The Withering Away of Politically Salient Territorial Cleavages in South Africa and the Emergence of Watermark Ethnic Federalism: Number 36
Forum of Federations, Fundacion Gimenez Abad, International IDEA and The Center for Constitutional Transitions are proud to present the 12th Occasional Paper which explores the transformation of territorial cleavages in South Africa.
The policy of apartheid was an attempt to territorialise the white / black racial cleavage through the creation of bantustans, confining black political aspirations to 13 percent of the country, while the remainder of the country continued under white minority dominance. This was to be done by fracturing blacks into ethnic-based territories. The failure of, and resistance to, apartheid resulted in the ‘constitutional moment’ from 1990 to 1996 where the two major protagonists, the white minority, represented by the National Party (NP) and the African National Congress (ANC) sought to unmake the political salience of these manufactured territorial cleavages; they created a new narrative of a nonracial, non-ethnicity society and thereby undercut the salience of territory. This project was violently resisted by polities whose very political base lay in territory – the Afrikaner right wing and Zulu nationalists. However, the non-racial, non-ethnic narrative was dominant, although allowances were made for very limited accommodation of ethnic-based territories.
After 25 years the unmaking of the salience of territorial cleavages has largely been successful; territorial politics based on race and ethnicity have largely withered away. Right-wing Afrikaners and Zulu nationalists’ demands for an ethnic homeland have evaporated. Although ethnicity amongst the Africans has not disappeared, it is currently well catered for through a weak federal system.

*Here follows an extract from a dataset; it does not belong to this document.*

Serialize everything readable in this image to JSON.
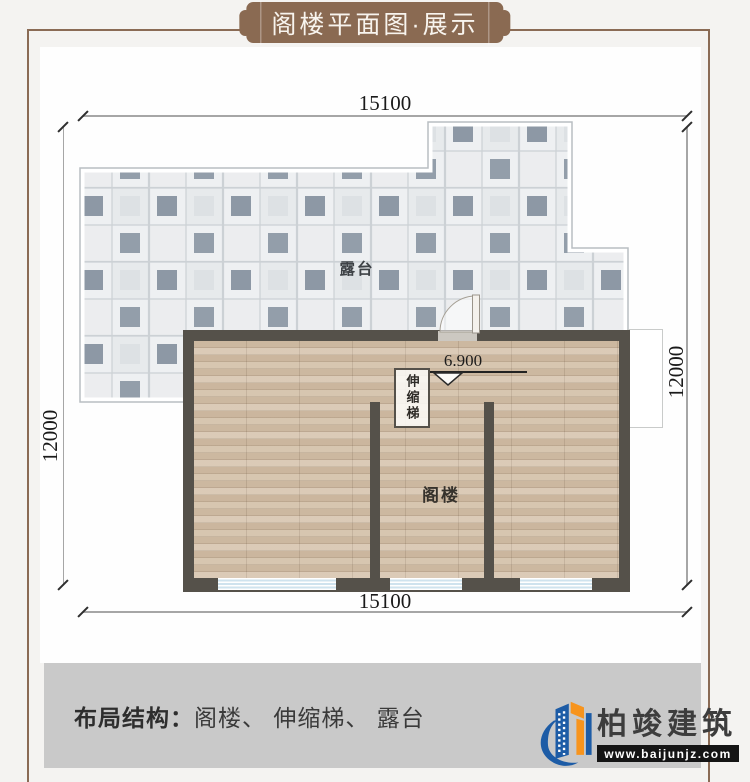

The non-territorial black/white divide, manifested by the continued inequality in wealth between the two racial groups, is still the dominant cleavage, which has led to the increasing questioning of the non-territorial comprise between the ANC and the NP over the protection of property rights.
The important lessons from the successful unmaking of territorial politics include: a common commitment to peace; the framing of the transition to democracy in non-racial terms; the willingness to make asymmetrical deals with obdurate ethnic entrepreneurs; the strategic use of ambiguity in agreements and temporizing final outcomes; the very limited use of foreigners in the negotiations; and the holding of elections both to structure the process as well as providing legitimacy to the end product – the constitutional settlement.